Traditional Procedure:

  1. Patient arrives with full bladder
  2. Patient is prepared for the exam
  3. Uroflowmetry procedure is initiated
  4. Patient voids, urine flow & residual volume are measured
  5. Patient is prepared for catheter insertion
  6. Insertion of catheters in rectum and urethra
  7. Urodynamics pump fills bladder
  8. Internal bladder pressure is monitored during fill/void cycle
  9. Patient voids through urethral catheter
  10. Collection and analysis of data

Average time: 60 min

View of the rectal and urethral catheters connected to monitoring system.

Urodynamic testing requires the patient to endure a series of uncomfortable and often painful catheter insertions. During the procedure, a catheter is inserted into the bladder via the urethra, and a pump pushes liquid into the patient's bladder through the catheter. This procedure, known as cystometry (CMG), determines how much pressure the patient’s bladder can withstand.

Due to the unnatural setting and the urethral catheter, the normal flow of urine is compromised. Catheterization may also cause trauma to the urethra and urinary tract infections. Following the test, patients typically experience discomfort for several hours.

Traditional urodynamic studies also involve significant costs, since a nurse trained in catheterization is required and a urologist must interpret the results. Urodynamic (UDS)* equipment is expensive, and each study requires extensive consumable costs.

* UDS® is a registered trademark of Laborie Medical Technologies.

Urodynamix's NIRS Bladder Monitor, a New Standard in Bladder Diagnostics


Urodynamix’s URO-NIRS technology is a non-invasive device comprising an optical sensor that is placed on the abdomen over the bladder. The sensor is attached to an external control unit, and projects specific wavelengths of near infrared light through the skin over the bladder to gather data about bladder health and function during a non-invasive uroflow exam.  The test is painless, easily administered and more efficient that conventional urodynamics.

NIRS Procedure:

  1. Patient arrives with full bladder
  2. Optical sensor attached to abdomen
  3. Patient monitored during uroflow (natural voiding)
  4. Urine flow & residual volume are measured
  5. Collection and analysis of data

Est. Time: 5 min

Prototype NIRS console with optical sensor.

Based on published clinical data, Urodynamix beleives that NIRS can provide the same diagnostic capabilities as current invasive, catheter-based procedures.

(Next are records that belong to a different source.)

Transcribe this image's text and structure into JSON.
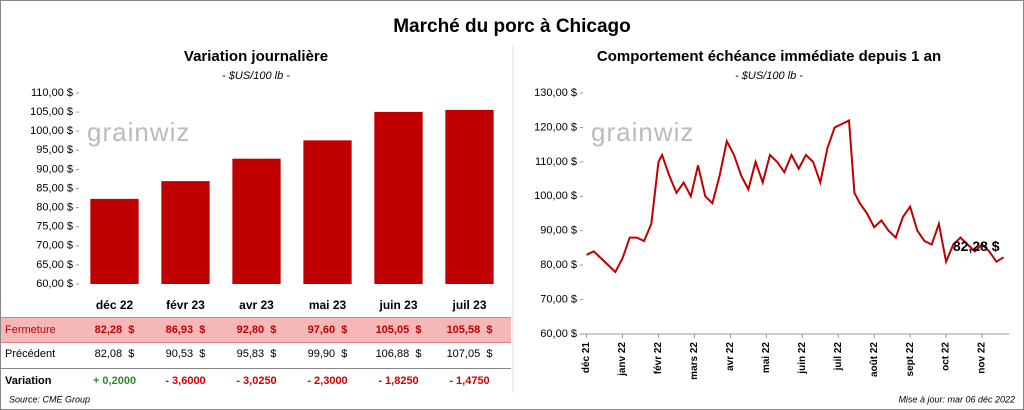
{
  "title": "Marché du porc à Chicago",
  "watermark": "grainwiz",
  "chart_data": [
    {
      "type": "bar",
      "title": "Variation journalière",
      "subtitle": "- $US/100 lb -",
      "categories": [
        "déc 22",
        "févr 23",
        "avr 23",
        "mai 23",
        "juin 23",
        "juil 23"
      ],
      "values": [
        82.28,
        86.93,
        92.8,
        97.6,
        105.05,
        105.58
      ],
      "color": "#c00000",
      "ylim": [
        60,
        110
      ],
      "yticks": [
        {
          "value": 60,
          "label": "60,00 $"
        },
        {
          "value": 65,
          "label": "65,00 $"
        },
        {
          "value": 70,
          "label": "70,00 $"
        },
        {
          "value": 75,
          "label": "75,00 $"
        },
        {
          "value": 80,
          "label": "80,00 $"
        },
        {
          "value": 85,
          "label": "85,00 $"
        },
        {
          "value": 90,
          "label": "90,00 $"
        },
        {
          "value": 95,
          "label": "95,00 $"
        },
        {
          "value": 100,
          "label": "100,00 $"
        },
        {
          "value": 105,
          "label": "105,00 $"
        },
        {
          "value": 110,
          "label": "110,00 $"
        }
      ],
      "grid": false
    },
    {
      "type": "line",
      "title": "Comportement  échéance immédiate depuis 1 an",
      "subtitle": "- $US/100 lb -",
      "color": "#c00000",
      "x": [
        0,
        0.2,
        0.4,
        0.6,
        0.8,
        1.0,
        1.2,
        1.4,
        1.6,
        1.8,
        2.0,
        2.1,
        2.3,
        2.5,
        2.7,
        2.9,
        3.1,
        3.3,
        3.5,
        3.7,
        3.9,
        4.1,
        4.3,
        4.5,
        4.7,
        4.9,
        5.1,
        5.3,
        5.5,
        5.7,
        5.9,
        6.1,
        6.3,
        6.5,
        6.7,
        6.9,
        7.1,
        7.3,
        7.45,
        7.6,
        7.8,
        8.0,
        8.2,
        8.4,
        8.6,
        8.8,
        9.0,
        9.2,
        9.4,
        9.6,
        9.8,
        10.0,
        10.2,
        10.4,
        10.6,
        10.8,
        11.0,
        11.2,
        11.4,
        11.6
      ],
      "values": [
        83,
        84,
        82,
        80,
        78,
        82,
        88,
        88,
        87,
        92,
        110,
        112,
        106,
        101,
        104,
        100,
        109,
        100,
        98,
        106,
        116,
        112,
        106,
        102,
        110,
        104,
        112,
        110,
        107,
        112,
        108,
        112,
        110,
        104,
        114,
        120,
        121,
        122,
        101,
        98,
        95,
        91,
        93,
        90,
        88,
        94,
        97,
        90,
        87,
        86,
        92,
        81,
        86,
        88,
        86,
        84,
        86,
        84,
        81,
        82.28
      ],
      "annotation": "82,28 $",
      "xlim": [
        -0.1,
        11.75
      ],
      "xticks": [
        {
          "value": 0,
          "label": "déc 21"
        },
        {
          "value": 1,
          "label": "janv 22"
        },
        {
          "value": 2,
          "label": "févr 22"
        },
        {
          "value": 3,
          "label": "mars 22"
        },
        {
          "value": 4,
          "label": "avr 22"
        },
        {
          "value": 5,
          "label": "mai 22"
        },
        {
          "value": 6,
          "label": "juin 22"
        },
        {
          "value": 7,
          "label": "juil 22"
        },
        {
          "value": 8,
          "label": "août 22"
        },
        {
          "value": 9,
          "label": "sept 22"
        },
        {
          "value": 10,
          "label": "oct 22"
        },
        {
          "value": 11,
          "label": "nov 22"
        }
      ],
      "ylim": [
        60,
        130
      ],
      "yticks": [
        {
          "value": 60,
          "label": "60,00 $"
        },
        {
          "value": 70,
          "label": "70,00 $"
        },
        {
          "value": 80,
          "label": "80,00 $"
        },
        {
          "value": 90,
          "label": "90,00 $"
        },
        {
          "value": 100,
          "label": "100,00 $"
        },
        {
          "value": 110,
          "label": "110,00 $"
        },
        {
          "value": 120,
          "label": "120,00 $"
        },
        {
          "value": 130,
          "label": "130,00 $"
        }
      ]
    }
  ],
  "table": {
    "rows": [
      {
        "label": "Fermeture",
        "cells": [
          "82,28  $",
          "86,93  $",
          "92,80  $",
          "97,60  $",
          "105,05  $",
          "105,58  $"
        ]
      },
      {
        "label": "Précédent",
        "cells": [
          "82,08  $",
          "90,53  $",
          "95,83  $",
          "99,90  $",
          "106,88  $",
          "107,05  $"
        ]
      },
      {
        "label": "Variation",
        "cells": [
          "+ 0,2000",
          "- 3,6000",
          "- 3,0250",
          "- 2,3000",
          "- 1,8250",
          "- 1,4750"
        ]
      }
    ]
  },
  "footer": {
    "source": "Source: CME Group",
    "updated": "Mise à jour: mar 06 déc 2022"
  }
}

Pending regulatory approvals, the Tetra(TM) Bladder Monitor System will be marketed worldwide by Laborie Medical Technologies beginning in 2008. 

User Benefits

Urodynamix believes that NIRS will provide a non-invasive, low-cost diagnostic alternative for a variety of applications in UI and urology.  The company projects that the URO-NIRS suite of products will gain broad market acceptance for the following reasons:

  • The current standard of care for diagnosis and monitoring of bladder diasease is invasive and painful and requires the use of catheters. NIRS urodynamics is safe, non-invasive and easy to use.
  • Up to 50% of patients referred for urodynamics currently decline due to anxiety, fear or embarrassment. The availability of a non-invasive diagnostic device should significantly increase the number of patients that submit to urodynamics study. 
  • NIRS devices are portable and can be easily operated in a variety of primary and acute care settings, therefore medical professionals will for the first time be able to make direct, non-invasive, measurements of detrusor physiology.
  • NIRS should allow complete urodynamic studies to be performed in primary care settings at reduced cost.  The move from acute care to primary care will provide significant benefits in overall access and provide lower costs of service.